Setecidades

Andreense ainda carrega as marcas de uma tentativa de feminicídio


O dia deveria ser de festa e comemoração. Nanci Aparecida Rosa completava 53 anos em 26 de outubro do ano passado e escolheu o bar na Rua Guadalupe, no Parque das Nações, em Santo André, onde trabalhava com o marido, o comerciante Francisco Everardo Felex Quirino, 54, para celebrar. Mas, conforme a noite foi avançando, bêbado, Kapote, como era conhecido, viria a atingir a mulher com quatro tiros, dirigir até um bairro próximo e, segundo testemunhas, matar o chaveiro Francisco Pinheiro dos Santos, 56, com três tiros.

Nanci sobreviveu a uma tentativa de feminicídio – crime que em 2018 fez 32 vítimas e neste ano ao menos oito no Grande ABC –, mas vai carregar para sempre no corpo e na alma as marcas do episódio. Atingida na mão, no pé, na perna e na virilha, a comerciante tem dificuldades para andar e movimentar a mão esquerda, além de ter perdido parte da audição. Passou dez dias internada, entre a vida e a morte. Usou fralda, cadeira de rodas, muleta e bengala. Apesar do trauma, seu desejo não é de vingança. “O que mais quero é me libertar disso tudo. Dessa calúnia tão grande que fizeram contra mim. A dor dos tiros só senti depois. Mas a dor dessa mentira ainda sinto”, comentou.

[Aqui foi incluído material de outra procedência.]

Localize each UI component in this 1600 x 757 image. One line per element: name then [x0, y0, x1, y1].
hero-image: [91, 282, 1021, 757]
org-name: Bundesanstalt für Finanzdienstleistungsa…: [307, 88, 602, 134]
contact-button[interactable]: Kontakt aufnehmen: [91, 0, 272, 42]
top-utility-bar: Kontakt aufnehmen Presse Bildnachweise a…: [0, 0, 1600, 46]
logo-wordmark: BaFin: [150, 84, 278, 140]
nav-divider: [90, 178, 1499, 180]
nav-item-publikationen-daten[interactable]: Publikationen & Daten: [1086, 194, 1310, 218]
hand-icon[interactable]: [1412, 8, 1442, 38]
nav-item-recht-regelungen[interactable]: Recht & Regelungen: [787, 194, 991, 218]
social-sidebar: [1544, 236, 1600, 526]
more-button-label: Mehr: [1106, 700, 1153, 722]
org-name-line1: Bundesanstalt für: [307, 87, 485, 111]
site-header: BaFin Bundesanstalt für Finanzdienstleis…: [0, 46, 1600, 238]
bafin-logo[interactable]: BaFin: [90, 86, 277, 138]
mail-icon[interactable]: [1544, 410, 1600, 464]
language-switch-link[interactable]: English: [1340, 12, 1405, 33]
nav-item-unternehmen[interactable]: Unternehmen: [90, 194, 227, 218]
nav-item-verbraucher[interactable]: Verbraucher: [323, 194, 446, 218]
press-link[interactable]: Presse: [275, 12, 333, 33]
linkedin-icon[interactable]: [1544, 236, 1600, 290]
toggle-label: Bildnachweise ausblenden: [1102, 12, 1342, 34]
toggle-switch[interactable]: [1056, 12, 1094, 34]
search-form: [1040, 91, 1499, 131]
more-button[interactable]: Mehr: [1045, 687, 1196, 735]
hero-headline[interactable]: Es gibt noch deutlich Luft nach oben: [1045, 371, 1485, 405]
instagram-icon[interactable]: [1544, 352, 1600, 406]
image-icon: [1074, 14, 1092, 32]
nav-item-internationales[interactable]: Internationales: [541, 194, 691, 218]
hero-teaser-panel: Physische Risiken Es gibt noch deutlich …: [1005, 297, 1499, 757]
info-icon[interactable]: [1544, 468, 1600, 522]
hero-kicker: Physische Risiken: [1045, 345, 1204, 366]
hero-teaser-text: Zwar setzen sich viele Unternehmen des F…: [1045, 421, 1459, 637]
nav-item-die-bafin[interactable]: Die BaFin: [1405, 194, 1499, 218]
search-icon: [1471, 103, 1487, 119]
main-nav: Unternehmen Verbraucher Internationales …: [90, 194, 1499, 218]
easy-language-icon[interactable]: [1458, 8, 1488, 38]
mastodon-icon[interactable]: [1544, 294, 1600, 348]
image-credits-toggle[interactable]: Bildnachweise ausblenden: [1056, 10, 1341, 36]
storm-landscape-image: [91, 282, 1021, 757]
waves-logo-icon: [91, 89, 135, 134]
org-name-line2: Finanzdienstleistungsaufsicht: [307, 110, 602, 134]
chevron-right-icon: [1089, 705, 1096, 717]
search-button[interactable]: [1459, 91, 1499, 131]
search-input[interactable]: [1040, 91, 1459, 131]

A mentira à qual Nanci se refere foi também o motivo do atentado que sofreu. A acusação de que mantinha com o chaveiro, morto pelo seu marido, relacionamento extraconjugal. “Nos conhecíamos há mais de 30 anos, éramos amigos, ele também era amigo do meu marido. Nunca houve nada entre a gente e ele morreu inocente”, lamentou. Kapote, com quem foi casada por 12 anos, segue foragido e está respondendo a processo por homicídio qualificado e tentativa de feminicídio. O MP (Ministério Público) pediu em 12 de setembro a suspensão do processo e do prazo prescricional e está aguardando decisão do TJ (Tribunal de Justiça). Ele era assessor do vereador de Santo André Sargento Lobo (SD).

A comerciante lembrou que, quando foi acusada de ter um caso, pela mulher do seu suposto amante, saiu de casa. Na ocasião, foi agredida fisicamente e passou a ser difamada pelo bairro. Algumas semanas depois, no entanto, a mesma mulher retornou ao bar e desmentiu a história para Kapote, que, arrependido, pediu que Nanci voltasse para casa. “A gente estava bem, mas sempre que bebia, jogava isso na minha cara. Sempre foi muito ciumento e fechado, dava mais ouvidos aos amigos e conhecidos do que à própria família”, completou.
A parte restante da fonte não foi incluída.